This question has been asked before, but I believe that the world has changed enough for it to be asked again.
Does irqbalance have any use on today’s systems where we have NUMA-capable CPUs with memory sharing between their cores?
Running irqbalance --oneshot --debug
shows that a virtual guest on a modern VMware ESXi environment is sharing the NUMA nodes between cores.
# irqbalance --oneshot --debug 3
Package 0: numa_node is 0 cpu mask is 0000000f (load 0)
Cache domain 0: numa_node is 0 cpu mask is 0000000f (load 0)

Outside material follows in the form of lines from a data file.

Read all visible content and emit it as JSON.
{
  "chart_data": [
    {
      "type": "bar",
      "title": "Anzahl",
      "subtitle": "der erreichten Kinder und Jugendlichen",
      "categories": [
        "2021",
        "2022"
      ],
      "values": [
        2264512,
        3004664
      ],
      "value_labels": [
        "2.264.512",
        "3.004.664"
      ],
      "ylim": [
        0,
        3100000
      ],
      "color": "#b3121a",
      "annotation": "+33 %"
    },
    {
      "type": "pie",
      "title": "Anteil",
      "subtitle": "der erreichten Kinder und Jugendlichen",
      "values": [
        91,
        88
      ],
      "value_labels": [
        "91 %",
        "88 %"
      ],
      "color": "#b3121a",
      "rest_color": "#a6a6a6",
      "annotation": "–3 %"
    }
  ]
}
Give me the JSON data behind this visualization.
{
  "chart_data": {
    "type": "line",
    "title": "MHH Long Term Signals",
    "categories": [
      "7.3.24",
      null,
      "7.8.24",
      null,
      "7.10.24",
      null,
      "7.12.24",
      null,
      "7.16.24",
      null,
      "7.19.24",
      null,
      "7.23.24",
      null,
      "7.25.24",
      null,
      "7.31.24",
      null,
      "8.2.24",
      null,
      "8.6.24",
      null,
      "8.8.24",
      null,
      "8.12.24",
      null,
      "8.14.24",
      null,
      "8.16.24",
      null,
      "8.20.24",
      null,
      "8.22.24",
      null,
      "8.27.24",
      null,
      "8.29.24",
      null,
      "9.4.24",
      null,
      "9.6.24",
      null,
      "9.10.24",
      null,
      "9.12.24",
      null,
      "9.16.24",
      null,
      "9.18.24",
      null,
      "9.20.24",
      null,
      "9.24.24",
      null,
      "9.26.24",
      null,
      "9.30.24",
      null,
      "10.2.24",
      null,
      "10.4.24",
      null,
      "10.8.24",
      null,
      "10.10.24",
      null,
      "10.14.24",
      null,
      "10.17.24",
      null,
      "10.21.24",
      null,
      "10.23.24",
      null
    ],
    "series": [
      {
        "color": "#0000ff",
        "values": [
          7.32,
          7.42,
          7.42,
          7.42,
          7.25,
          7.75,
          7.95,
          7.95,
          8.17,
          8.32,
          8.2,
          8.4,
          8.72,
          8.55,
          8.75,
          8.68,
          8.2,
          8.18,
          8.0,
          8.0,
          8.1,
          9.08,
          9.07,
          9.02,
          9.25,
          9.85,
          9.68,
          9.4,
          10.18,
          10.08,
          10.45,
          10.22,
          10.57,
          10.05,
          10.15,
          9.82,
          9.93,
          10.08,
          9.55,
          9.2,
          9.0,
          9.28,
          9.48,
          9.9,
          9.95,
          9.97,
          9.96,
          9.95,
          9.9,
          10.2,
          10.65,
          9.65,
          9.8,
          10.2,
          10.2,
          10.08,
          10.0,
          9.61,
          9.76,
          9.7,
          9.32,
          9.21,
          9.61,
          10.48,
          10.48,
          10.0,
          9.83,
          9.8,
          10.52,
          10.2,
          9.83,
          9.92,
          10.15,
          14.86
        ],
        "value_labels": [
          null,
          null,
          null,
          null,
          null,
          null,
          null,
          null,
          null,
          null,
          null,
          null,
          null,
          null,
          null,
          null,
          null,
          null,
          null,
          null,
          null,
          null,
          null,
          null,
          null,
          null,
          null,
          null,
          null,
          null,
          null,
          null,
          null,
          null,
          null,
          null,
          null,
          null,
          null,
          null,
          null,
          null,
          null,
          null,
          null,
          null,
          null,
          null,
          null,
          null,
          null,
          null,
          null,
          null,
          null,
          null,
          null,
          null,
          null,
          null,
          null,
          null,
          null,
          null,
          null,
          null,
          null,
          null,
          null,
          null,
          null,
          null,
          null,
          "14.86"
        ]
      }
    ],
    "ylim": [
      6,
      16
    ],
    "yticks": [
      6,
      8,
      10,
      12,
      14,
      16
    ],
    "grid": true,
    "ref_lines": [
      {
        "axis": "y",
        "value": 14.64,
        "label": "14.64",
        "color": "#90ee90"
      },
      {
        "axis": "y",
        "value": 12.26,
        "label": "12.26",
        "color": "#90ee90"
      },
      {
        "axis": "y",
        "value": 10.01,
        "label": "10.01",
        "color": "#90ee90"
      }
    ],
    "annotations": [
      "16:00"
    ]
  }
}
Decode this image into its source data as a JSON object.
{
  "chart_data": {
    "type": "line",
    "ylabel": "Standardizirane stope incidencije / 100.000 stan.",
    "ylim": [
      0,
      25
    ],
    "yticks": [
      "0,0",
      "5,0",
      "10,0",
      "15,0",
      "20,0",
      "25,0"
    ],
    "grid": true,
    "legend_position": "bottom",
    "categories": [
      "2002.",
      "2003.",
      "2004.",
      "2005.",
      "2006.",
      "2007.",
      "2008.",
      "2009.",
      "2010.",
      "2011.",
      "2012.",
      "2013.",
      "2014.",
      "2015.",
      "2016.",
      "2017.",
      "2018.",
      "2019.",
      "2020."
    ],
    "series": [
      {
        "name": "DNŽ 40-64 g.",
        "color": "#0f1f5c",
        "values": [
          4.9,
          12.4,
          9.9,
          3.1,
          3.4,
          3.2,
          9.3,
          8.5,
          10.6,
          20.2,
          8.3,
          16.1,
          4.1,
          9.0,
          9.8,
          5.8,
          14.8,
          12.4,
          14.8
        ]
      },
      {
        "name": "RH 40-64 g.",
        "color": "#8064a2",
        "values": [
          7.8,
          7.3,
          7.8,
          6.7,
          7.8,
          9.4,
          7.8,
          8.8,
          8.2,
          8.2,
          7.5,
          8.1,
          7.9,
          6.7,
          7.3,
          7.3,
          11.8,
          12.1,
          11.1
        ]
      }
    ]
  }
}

CPU number 0 numa_node is 0 (load 0)
CPU number 1 numa_node is 0 (load 0)
CPU number 2 numa_node is 0 (load 0)
CPU number 3 numa_node is 0 (load 0)
irqbalance will in this case detect that it is being run on a NUMA system, and exit. This messes with our process monitoring.
Should we look into running numad instead of irqbalance on such systems?
This is mostly interesting for VMware virtualised servers.
Best Answer
Here is one answer from a technician in RedHat. Although I do believe that most enterprise hardware is NUMA capable. And as far as I know VMware will also try to fit your VMs on the same NUMA node as long as its CPU configuration fits.
Experiences (Especially concerning VMware) would be greatly appreciated.